Candler shrugged. “You said no. I accepted it. Then you started raving at me and put me in a spot where I had to mention something I’d hardly thought of at the time. Forget it. How’s that graft story coming? Any new leads?”

“You going to put someone else on the asylum story?”

“No. You’re the logical one for it.”

“What is the story? It must be pretty woolly if it makes you wonder if Dr. Randolph is sane. Does he think his patients ought to trade places with his doctors, or what?”

He laughed. “Sure, you can’t tell me. That’s really beautiful double bait. Curiosity—and hope of knocking down that wall. So what’s the rest of it? If I say yes instead of no, how long will I be there, under what circumstances? What chance have I got of getting out again? How do I get in?”

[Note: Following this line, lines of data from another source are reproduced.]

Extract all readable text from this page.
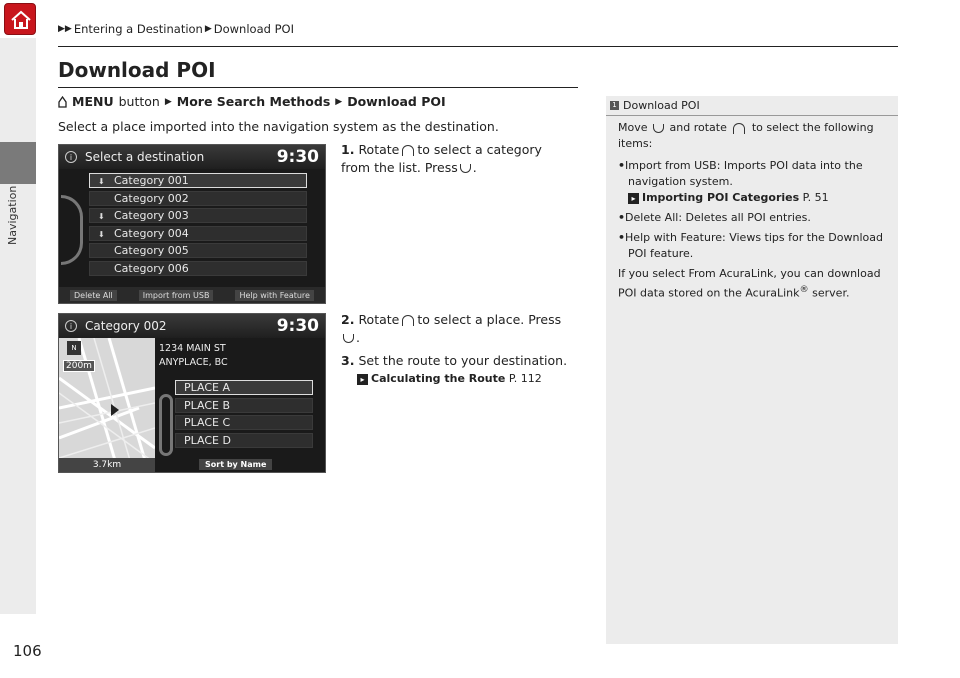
Navigation
106
▶▶ Entering a Destination ▶ Download POI
Download POI
MENU button ▶ More Search Methods ▶ Download POI
Select a place imported into the navigation system as the destination.
i	Select a destination	9:30
⬇ Category 001
Category 002
⬇ Category 003
⬇ Category 004
Category 005
Category 006
Delete All	Import from USB	Help with Feature
i	Category 002	9:30
N
200m
1234 MAIN ST
ANYPLACE, BC
PLACE A
PLACE B
PLACE C
PLACE D
3.7km	Sort by Name
1. Rotate to select a category from the list. Press .
2. Rotate to select a place. Press.
3. Set the route to your destination.
▸ Calculating the Route P. 112
1 Download POI

Move and rotate to select the following items:

•Import from USB: Imports POI data into the navigation system.
▸ Importing POI Categories P. 51
•Delete All: Deletes all POI entries.
•Help with Feature: Views tips for the Download POI feature.

If you select From AcuraLink, you can download POI data stored on the AcuraLink® server.
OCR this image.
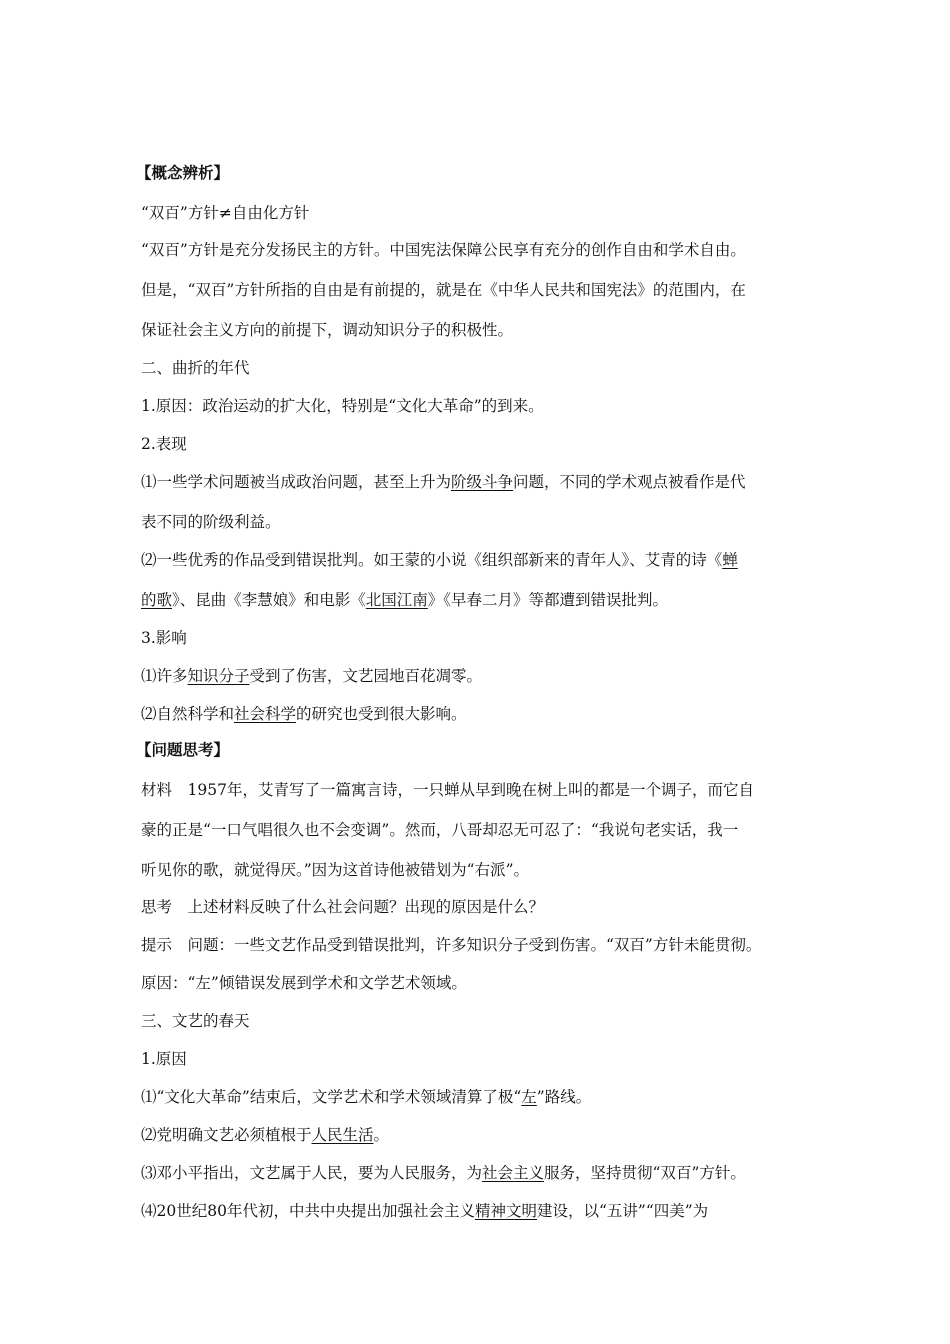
【概念辨析】
“双百”方针≠自由化方针
“双百”方针是充分发扬民主的方针。中国宪法保障公民享有充分的创作自由和学术自由。
但是，“双百”方针所指的自由是有前提的，就是在《中华人民共和国宪法》的范围内，在
保证社会主义方向的前提下，调动知识分子的积极性。
二、曲折的年代
1.原因：政治运动的扩大化，特别是“文化大革命”的到来。
2.表现
⑴一些学术问题被当成政治问题，甚至上升为阶级斗争问题，不同的学术观点被看作是代
表不同的阶级利益。
⑵一些优秀的作品受到错误批判。如王蒙的小说《组织部新来的青年人》、艾青的诗《蝉
的歌》、昆曲《李慧娘》和电影《北国江南》《早春二月》等都遭到错误批判。
3.影响
⑴许多知识分子受到了伤害，文艺园地百花凋零。
⑵自然科学和社会科学的研究也受到很大影响。
【问题思考】
材料　1957年，艾青写了一篇寓言诗，一只蝉从早到晚在树上叫的都是一个调子，而它自
豪的正是“一口气唱很久也不会变调”。然而，八哥却忍无可忍了：“我说句老实话，我一
听见你的歌，就觉得厌。”因为这首诗他被错划为“右派”。
思考　上述材料反映了什么社会问题？出现的原因是什么？
提示　问题：一些文艺作品受到错误批判，许多知识分子受到伤害。“双百”方针未能贯彻。
原因：“左”倾错误发展到学术和文学艺术领域。
三、文艺的春天
1.原因
⑴“文化大革命”结束后，文学艺术和学术领域清算了极“左”路线。
⑵党明确文艺必须植根于人民生活。
⑶邓小平指出，文艺属于人民，要为人民服务，为社会主义服务，坚持贯彻“双百”方针。
⑷20世纪80年代初，中共中央提出加强社会主义精神文明建设，以“五讲”“四美”为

Candler said slowly, “Vine, I’m not sure anymore I want you to try it. Let’s skip the whole thing.”

“Let’s not. Not until you answer my questions, anyway.”

“All right. You’d go in anonymously, so there wouldn’t be any stigma attached if the story wouldn’t work out. If it does, you can tell the whole truth—including Dr. Randolph’s collusion in getting you in and out again. The cat will be out of the bag, then.

“You might get what you want in a few days—and you wouldn’t stay on it more than a couple of weeks in any case.”

“How many at the asylum would know who I was and what I was there for, besides Randolph?”

“No one.” Candler leaned forward and held up four fingers of his left hand. He pointed to the first. “Four people would have to be in on it. You.” He pointed to one finger. “Me.” A second. “Dr. Randolph.” The third finger. “And one other reporter from here.”

“Not that I’d object, but why the other reporter?”

“Intermediary. In two ways. First, he’ll go with you to some psychiatrist; Randolph will recommend one you can fool comparatively easily. He’ll be your brother and request that you be examined and certified. You convince the psychiatrist you’re nuts and he’ll certify you. Of course it takes two doctors to put you away, but Randolph will be the second. Your alleged brother will want Randolph for the second one.”

“All this under an assumed name?”

“If you prefer. Of course there’s no real reason why it should be.”

“That’s the way I feel about it. Keep it out of the papers, of course. Tell everybody around here—except my—hey, in that case we couldn’t make up a brother. But Charlie Doerr, in Circulation, is my first cousin and my nearest living relative. He’d do, wouldn’t he?”

“Sure. And he’d have to be intermediary the rest of the way, then. Visit you at the asylum and bring back anything you have to send back.”

“And if, in a couple of weeks, I’ve found nothing, you’ll spring me?”